Another idea: We could consider calling bar() on a temporary integer and then store the result back into the FAM wrapper after the fact? LIke:

var tmp: int = MyIntFamArray[i, j];
bar(tmp);
MyIntFamArray[i, j] = tmp;

This seems like it would work in many cases, but not in ones in which the array element might be referred to by other means within bar() (like via an alias, or another direct access to MyIntFamArray, which just be considered another way of aliasing it). This isn't something we could guarantee today, but if we were to proceed with something like https://github.com/Cray/chapel-private/issues/5039 (for those who can't see it: an issue asking about permitting the implementation to assume arguments to a routine can't alias unless the user goes to extra pains to do so), maybe it's a possibility?

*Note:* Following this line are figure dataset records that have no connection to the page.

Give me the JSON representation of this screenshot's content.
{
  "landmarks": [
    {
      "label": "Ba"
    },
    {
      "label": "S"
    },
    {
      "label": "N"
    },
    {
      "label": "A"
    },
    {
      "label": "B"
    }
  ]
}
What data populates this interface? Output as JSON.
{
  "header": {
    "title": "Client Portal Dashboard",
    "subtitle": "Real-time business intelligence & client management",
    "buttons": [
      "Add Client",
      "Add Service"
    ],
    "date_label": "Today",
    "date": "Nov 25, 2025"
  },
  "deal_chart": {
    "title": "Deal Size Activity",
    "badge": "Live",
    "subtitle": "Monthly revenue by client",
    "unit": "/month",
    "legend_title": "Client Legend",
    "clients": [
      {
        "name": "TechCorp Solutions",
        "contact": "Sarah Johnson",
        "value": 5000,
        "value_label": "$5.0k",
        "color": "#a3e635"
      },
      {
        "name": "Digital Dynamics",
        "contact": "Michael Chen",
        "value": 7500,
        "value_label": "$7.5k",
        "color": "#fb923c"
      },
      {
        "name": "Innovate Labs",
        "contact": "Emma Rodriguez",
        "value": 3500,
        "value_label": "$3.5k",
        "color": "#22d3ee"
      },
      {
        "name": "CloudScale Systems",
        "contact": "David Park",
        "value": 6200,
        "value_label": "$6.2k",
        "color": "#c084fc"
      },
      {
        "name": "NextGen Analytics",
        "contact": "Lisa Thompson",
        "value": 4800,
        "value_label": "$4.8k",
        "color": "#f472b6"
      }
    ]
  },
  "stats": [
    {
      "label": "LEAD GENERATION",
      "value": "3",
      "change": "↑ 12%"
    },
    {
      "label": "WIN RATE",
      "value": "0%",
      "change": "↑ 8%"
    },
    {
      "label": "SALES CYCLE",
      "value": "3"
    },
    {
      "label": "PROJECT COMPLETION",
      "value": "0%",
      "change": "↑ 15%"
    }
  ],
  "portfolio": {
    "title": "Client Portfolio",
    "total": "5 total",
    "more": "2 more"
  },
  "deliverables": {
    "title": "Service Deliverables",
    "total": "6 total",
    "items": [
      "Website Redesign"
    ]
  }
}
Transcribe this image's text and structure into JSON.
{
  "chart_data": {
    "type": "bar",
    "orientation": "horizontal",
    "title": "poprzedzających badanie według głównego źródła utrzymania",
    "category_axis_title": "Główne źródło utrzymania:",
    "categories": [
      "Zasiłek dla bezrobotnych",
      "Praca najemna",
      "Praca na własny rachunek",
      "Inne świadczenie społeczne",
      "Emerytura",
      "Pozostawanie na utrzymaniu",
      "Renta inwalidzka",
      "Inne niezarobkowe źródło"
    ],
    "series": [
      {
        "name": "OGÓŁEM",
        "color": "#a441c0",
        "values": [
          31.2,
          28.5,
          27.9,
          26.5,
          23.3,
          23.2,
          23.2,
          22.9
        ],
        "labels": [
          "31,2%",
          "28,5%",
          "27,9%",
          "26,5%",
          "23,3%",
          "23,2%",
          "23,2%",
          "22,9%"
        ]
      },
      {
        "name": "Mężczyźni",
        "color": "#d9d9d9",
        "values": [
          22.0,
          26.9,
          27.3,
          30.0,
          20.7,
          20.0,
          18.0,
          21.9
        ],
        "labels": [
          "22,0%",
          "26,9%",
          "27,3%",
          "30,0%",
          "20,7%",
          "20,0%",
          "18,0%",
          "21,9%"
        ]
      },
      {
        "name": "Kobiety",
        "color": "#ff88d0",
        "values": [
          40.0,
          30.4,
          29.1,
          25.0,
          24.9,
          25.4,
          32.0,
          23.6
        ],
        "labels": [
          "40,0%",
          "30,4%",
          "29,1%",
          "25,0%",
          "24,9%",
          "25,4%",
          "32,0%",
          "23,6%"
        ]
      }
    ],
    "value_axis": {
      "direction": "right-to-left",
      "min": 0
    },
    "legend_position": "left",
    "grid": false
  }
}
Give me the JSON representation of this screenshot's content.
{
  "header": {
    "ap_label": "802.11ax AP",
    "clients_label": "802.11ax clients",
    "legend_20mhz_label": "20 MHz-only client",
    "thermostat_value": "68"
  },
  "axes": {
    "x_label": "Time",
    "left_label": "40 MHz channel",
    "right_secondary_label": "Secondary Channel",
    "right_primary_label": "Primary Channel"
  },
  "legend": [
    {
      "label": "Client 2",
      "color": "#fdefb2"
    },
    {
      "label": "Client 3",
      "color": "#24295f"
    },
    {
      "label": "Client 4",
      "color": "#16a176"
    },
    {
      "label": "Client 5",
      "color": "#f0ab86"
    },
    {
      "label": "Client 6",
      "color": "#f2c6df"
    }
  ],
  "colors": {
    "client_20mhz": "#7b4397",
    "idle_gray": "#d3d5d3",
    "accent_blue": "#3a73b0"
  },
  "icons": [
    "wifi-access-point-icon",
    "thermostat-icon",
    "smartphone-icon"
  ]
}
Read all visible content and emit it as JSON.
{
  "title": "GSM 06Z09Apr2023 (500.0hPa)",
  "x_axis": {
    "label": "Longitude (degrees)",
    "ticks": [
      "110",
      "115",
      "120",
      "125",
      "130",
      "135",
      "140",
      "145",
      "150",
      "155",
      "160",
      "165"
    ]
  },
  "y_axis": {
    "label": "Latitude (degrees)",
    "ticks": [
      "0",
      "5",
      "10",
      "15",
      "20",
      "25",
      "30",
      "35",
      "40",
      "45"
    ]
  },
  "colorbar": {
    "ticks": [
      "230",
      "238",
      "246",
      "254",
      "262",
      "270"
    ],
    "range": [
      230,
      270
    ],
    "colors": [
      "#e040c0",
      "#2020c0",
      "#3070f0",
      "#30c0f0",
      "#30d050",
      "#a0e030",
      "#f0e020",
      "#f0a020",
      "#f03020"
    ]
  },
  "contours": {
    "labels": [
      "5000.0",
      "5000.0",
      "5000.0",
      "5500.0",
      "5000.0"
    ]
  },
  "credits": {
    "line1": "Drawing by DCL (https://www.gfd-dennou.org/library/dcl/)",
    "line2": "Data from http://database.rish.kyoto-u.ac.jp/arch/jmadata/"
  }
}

I know Michael had some other proposals on https://github.com/chapel-lang/chapel/issues/17999, but IIRC, I think they had similar challenges in terms of not having an obvious (to me, anyway) story about how to handle general references.

Proposal 2 is vague enough as written up here that, like Engin, it's hard for me to know what to say about it. Though it's interesting to me that, thematically, the ideas I'm kicking around here are a lot like creating a user-defined reference, simply one that the compiler need not know a lot about (if we were to introduce some notion of user-defined coercions).

e-kayrakli commented 11 months ago

First, a high-level question for @e-kayrakli: As you're working on GPU support, do you find yourself needing similar capabilities as this where the special memory flavors might require the ability to refer to a value or location that isn't sufficiently local to simply be represented as a ref or wide-ref as we do today? (or: do you anticipate us potentially needing such things in the future given architectural trends?)

Kind of. I've sometimes mused about the idea of a semi-wide-ref in the past. We use wide pointers today to differentiate between GPU and CPU-based allocations. However, I am imagining single-locale setups are going to be common with folks who want to use GPU support. In which case our wide pointers today are a bit "too wide". More than that, the heuristics for widening for GPU vs widening for across-the-network data is a bit different:

on here.gpus[0] {
  var Arr: [1..n] int;  // will allocate on device
  Arr[1] = 10; // will execute on host
}

For across-the-network widening, you don't really need to widen Arr. But for GPUs, you want to widen it so that you can do a PUT to the device memory from the host.

Right now, we are widening things a lot with the GPU locale model to be safe. But down the road, we want to tighten things up a bit (I think --gpu-specialization will help a lot when we turn it on by default). As part of that tightening, we'll have to think a bit more about when/what we want to widen. Part of the question could be "how wide?" if we imagine a new type of a wide pointer.

I am uncertain how much of that can be projected into FAM support. As far as I can understand, a FAM-wide pointer could be a typical wide pointer with some sort of sentinel value for locale ID (something negative?), and sublocale ID could represent if having multiple FAM nodes is a thing where there are NUMA effects accessing different parts of the FAM. But in any case, if that's somewhat acceptable, maybe we'll need a user-facing way to create a wide pointer, and runtime support to handle such pointers?